From computer scientist Alan Kay, at the Program for the Future conference:
The most disgusting thing I’ve seen recently in the form of trivia is a new controller for Guitar Hero which looks just like a Fender Strat/Stratocaster guitar and it costs 180 bucks, and it’s not a guitar. I can tell you, you can go to a guitar store and you can get an awfully playable guitar for 180 bucks. The idea that they’re selling this piece of crap so that people can pretend to do something that they haven’t been willing to sit down and learn how to do is just disgusting. But I believe it is the ill of our age, that people are– In the Bible, Esau sold his birthright for a cup of soup [“mess of pottage”, a co-panelist interjects]. I believe that’s basically what (especially Americans) are doing, is selling our potential for simple little cups of pottage over and over again.
This is an awesome quote. If I ever become a preacher, I’m going to use it. For now, I’ll just blog about it.
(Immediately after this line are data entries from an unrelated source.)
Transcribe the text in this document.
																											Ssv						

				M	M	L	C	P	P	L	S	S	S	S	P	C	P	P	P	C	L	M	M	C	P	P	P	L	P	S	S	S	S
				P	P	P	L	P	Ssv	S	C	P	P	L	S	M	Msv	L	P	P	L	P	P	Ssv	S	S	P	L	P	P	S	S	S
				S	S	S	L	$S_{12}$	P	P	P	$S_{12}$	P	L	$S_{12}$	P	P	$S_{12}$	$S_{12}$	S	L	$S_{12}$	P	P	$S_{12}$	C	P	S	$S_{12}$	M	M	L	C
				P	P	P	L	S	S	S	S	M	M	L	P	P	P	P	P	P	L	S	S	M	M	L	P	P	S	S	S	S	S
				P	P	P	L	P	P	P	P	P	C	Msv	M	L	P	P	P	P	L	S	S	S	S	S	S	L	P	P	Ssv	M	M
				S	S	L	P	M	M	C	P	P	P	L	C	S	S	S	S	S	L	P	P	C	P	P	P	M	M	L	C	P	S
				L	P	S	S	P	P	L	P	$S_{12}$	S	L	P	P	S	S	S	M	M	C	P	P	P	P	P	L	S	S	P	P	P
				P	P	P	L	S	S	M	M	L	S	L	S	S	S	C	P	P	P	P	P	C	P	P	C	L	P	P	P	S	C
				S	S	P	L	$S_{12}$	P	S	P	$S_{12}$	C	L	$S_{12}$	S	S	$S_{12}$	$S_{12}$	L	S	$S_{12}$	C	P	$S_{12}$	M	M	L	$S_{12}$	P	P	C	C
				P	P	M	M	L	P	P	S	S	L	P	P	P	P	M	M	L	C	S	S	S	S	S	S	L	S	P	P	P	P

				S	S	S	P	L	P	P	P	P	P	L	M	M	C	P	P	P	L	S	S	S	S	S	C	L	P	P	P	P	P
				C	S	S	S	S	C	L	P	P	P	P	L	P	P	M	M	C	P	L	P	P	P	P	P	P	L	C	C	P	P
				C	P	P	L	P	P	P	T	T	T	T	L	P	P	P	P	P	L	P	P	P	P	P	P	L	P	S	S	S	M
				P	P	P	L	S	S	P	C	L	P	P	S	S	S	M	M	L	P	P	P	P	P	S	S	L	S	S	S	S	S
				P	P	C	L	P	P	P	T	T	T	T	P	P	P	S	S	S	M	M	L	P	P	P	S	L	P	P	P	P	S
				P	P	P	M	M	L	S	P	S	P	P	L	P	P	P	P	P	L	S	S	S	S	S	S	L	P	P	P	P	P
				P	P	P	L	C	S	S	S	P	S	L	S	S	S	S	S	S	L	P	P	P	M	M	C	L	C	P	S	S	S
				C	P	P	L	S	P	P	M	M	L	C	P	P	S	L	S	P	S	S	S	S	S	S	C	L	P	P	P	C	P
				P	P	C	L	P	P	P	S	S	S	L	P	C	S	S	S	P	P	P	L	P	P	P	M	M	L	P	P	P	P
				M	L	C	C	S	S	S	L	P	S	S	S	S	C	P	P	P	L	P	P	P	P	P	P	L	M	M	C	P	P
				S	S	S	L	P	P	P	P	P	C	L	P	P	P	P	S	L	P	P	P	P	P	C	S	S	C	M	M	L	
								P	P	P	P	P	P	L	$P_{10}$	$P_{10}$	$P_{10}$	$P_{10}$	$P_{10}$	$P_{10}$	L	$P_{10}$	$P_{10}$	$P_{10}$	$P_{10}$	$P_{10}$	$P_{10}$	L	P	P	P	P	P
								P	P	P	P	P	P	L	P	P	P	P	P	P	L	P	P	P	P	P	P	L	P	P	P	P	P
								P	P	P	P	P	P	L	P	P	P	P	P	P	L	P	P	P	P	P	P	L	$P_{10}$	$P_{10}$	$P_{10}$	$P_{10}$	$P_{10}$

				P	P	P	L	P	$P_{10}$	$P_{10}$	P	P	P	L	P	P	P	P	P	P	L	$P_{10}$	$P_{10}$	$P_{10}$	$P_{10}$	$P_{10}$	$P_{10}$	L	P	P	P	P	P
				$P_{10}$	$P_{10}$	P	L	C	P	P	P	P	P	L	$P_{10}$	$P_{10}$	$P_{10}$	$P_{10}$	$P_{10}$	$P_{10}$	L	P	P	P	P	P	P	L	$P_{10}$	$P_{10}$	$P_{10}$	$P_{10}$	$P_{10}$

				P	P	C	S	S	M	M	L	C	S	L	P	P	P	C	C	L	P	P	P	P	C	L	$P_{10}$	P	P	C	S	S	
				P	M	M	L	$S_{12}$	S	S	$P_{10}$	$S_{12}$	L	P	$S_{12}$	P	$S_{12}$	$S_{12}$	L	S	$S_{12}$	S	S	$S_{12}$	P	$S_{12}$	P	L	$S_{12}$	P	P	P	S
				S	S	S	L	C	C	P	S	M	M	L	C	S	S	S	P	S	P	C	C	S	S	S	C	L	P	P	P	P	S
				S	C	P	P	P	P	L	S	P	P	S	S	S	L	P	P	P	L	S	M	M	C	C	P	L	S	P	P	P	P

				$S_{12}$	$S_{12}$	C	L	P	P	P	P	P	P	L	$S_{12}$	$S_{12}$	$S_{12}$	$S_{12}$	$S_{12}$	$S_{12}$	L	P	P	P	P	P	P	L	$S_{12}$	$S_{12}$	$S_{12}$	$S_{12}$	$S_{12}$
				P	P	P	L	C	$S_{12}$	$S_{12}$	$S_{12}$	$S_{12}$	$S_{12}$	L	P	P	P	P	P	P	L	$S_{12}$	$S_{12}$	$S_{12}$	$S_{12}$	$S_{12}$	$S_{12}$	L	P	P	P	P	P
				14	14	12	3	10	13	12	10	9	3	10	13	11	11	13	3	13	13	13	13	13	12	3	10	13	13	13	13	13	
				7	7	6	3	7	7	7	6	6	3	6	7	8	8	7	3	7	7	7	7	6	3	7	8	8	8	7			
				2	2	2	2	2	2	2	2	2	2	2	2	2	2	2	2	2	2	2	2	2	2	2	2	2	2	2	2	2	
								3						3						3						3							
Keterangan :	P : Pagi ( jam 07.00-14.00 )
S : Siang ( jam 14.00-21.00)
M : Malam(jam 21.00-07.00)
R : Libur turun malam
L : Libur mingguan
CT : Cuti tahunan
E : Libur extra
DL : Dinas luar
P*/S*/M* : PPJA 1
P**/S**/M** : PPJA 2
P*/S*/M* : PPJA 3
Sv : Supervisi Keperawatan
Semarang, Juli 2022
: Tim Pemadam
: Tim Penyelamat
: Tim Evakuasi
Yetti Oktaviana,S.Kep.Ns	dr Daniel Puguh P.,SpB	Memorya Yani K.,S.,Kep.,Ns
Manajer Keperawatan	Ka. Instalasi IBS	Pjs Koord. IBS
I was IM-ing with a newbie at work who was a music composition major. Though he was also a cellist, he just kept talking about sequencing, and I could tell that was his passion. As an acoustic instrumentalist, I think it’s sad. It would be better to use computers to compose music that could be played with real acoustic instruments offline. Or to learn how to play better (e.g. GarageBand has a built-in tuner that you can use to monitor your intonation). I think computers should help us become better at being humans when we’re disconnected. If we were going to have a power crisis or if we were hit with some electromagnetic pulse bomb that disabled our electronics, would what we have done on the computer have enriched our lives and equipped us for life sans ordinateur? Would those hours playing WOW equip you with the skills necessary to build faction reputation with those you meet IRL? Would the emoticons and “LOLs” you use in IM-ing equip you for real human interaction? Or would you be totally paralyzed?